The Tar Springs Sandstone represents deposition by
the growth of a river delta farther out into the sea over time. Specific depositional environments are fluvial and distributary channels (Facies A), shoreface and foreshore (Facies B), tidal flats (Facies C), and pro-delta, interdistributary bay, floodplain, and destructional bars (lower, middle, and upper Facies D). The distribution of the deposits reflects a longshore change in marine processes from wave-dominated in the southeast to tide-dominated in the northwest. Toward the end of the Mississippian, the region was uplifted, tilted up to the north, and beveled by normal stream erosion.

Black streaking is often caused by saturation or movement of tars from an embedded coal seam.



SANDSTONE GEOLOGYSandstone Stratification
Sandstone is a sedimentary rock made from sediment  particles (clasts) of minerals and fragments of rock.  More precisely, sand is between 1/16 millimeter and 2 mm in size (silt is finer and gravel is coarser).  Most sandstone is composed of quartz and/or feldspar because these are the most common minerals in the Earth's crust.Sandstone can range from thinly stratified fine-grained "muddy" sandstones to cross-stratified medium-grained sandstones to nonstratified Like sand, sandstone may be any colour, but the most common colours are tan, brown, yellow, red (hematite), gray (calcite), pink, white (quartz) and black (pyrite). 

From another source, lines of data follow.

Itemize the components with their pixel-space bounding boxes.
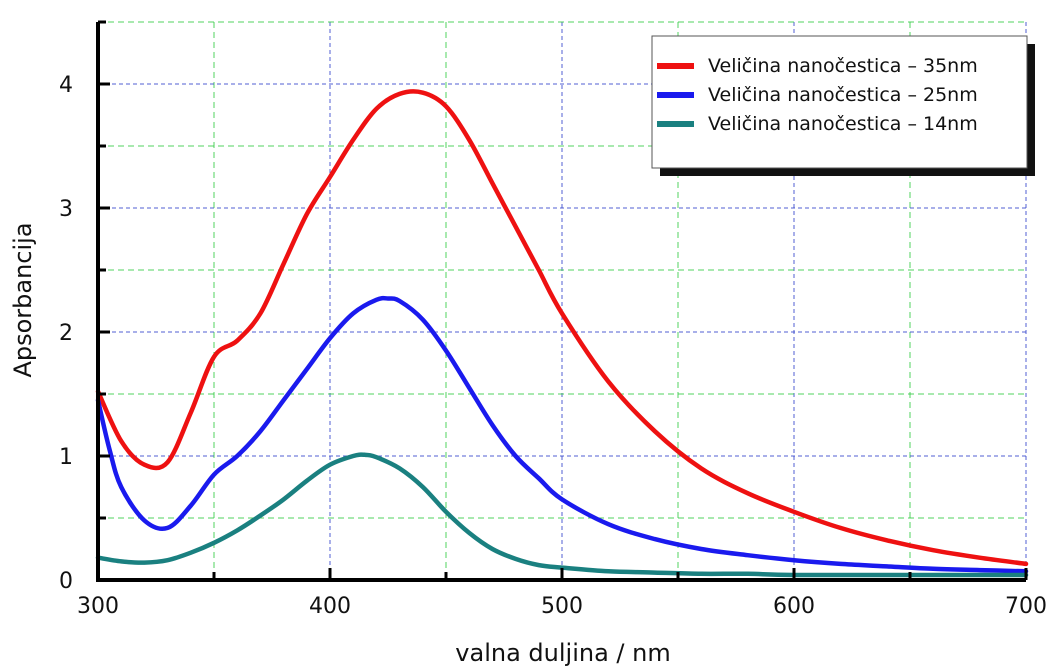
y-tick-label: 1 — [59, 445, 73, 470]
axes — [96, 20, 1028, 582]
series-layer — [95, 89, 1029, 578]
legend-label-3: Veličina nanočestica – 14nm — [708, 113, 978, 135]
x-tick-label: 300 — [77, 594, 119, 619]
legend: Veličina nanočestica – 35nm Veličina nano… — [651, 35, 1035, 176]
series-line-1 — [95, 89, 1029, 567]
legend-box — [651, 35, 1028, 169]
y-tick-label: 3 — [59, 197, 73, 222]
y-axis-title: Apsorbancija — [9, 222, 37, 377]
x-tick-label: 600 — [773, 594, 815, 619]
tick-labels: 300 400 500 600 700 0 1 2 3 4 — [59, 73, 1047, 619]
series-line-2 — [95, 295, 1029, 574]
y-tick-label: 4 — [59, 73, 73, 98]
y-tick-label: 2 — [59, 321, 73, 346]
x-tick-label: 400 — [309, 594, 351, 619]
legend-label-1: Veličina nanočestica – 35nm — [708, 55, 978, 77]
x-tick-label: 500 — [541, 594, 583, 619]
legend-label-2: Veličina nanočestica – 25nm — [708, 84, 978, 106]
x-axis-title: valna duljina / nm — [455, 639, 670, 667]
y-tick-label: 0 — [59, 569, 73, 594]
x-tick-label: 700 — [1005, 594, 1047, 619]
series-line-3 — [95, 452, 1029, 578]
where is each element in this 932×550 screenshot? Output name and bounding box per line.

Sandstone has two different kinds of material in it besides the sediment particles: matrix and cement. Matrix is the fine-grained stuff (silt and clay size) that was in the sediment along with the sand whereas cement is the mineral matter, introduced later, that binds the sediment into rock.  Sandstone with a lot of matrix is called poorly sorted. If matrix amounts to more than 10 percent of the rock, it is called a wacke ("wacky"). A well-sorted sandstone (little matrix) with little cement is called an arenite. Another way to look at it is that wacke is dirty and arenite is clean.


1.  This Earthcache is places of USFS Shawnee National Forest managed property with permission.
2.  It is the visitor's responsibility to orient themselves with policies and rules pertaining to this USFS managed site.
3.  Please guage you own abilities carefully.  Do not attempt this earthcache if it seems hazardous.


IN ORDER TO LOG THIS FIND YOU MUST:

A. Click on my profile and e-mail the answers for the following tasks. Do not post your answers when you log in your find. Logs which do not meet the requirements to claim the find will be deleted.

1. Describe the feeling of the sandstone when you touch the blocks. Is the sanstone coarse clastic, fine clastic, or non clastic?

2. Look closely at the sandstone blocks. Is there evidence of stratification?  If so, are they thinly stratified, cross-stratified, or nonstratified?

3. Based on your observations determine:
    a. of what Facies does is this Tar Spring outcropping;
    b. in what
specific depositional environment did this outcropping form;
    c. is this outcropping wacke or arenite?

B. (Optional, though greatly appreciated) Take and log a picture of you (and your group) standing near the outcropping.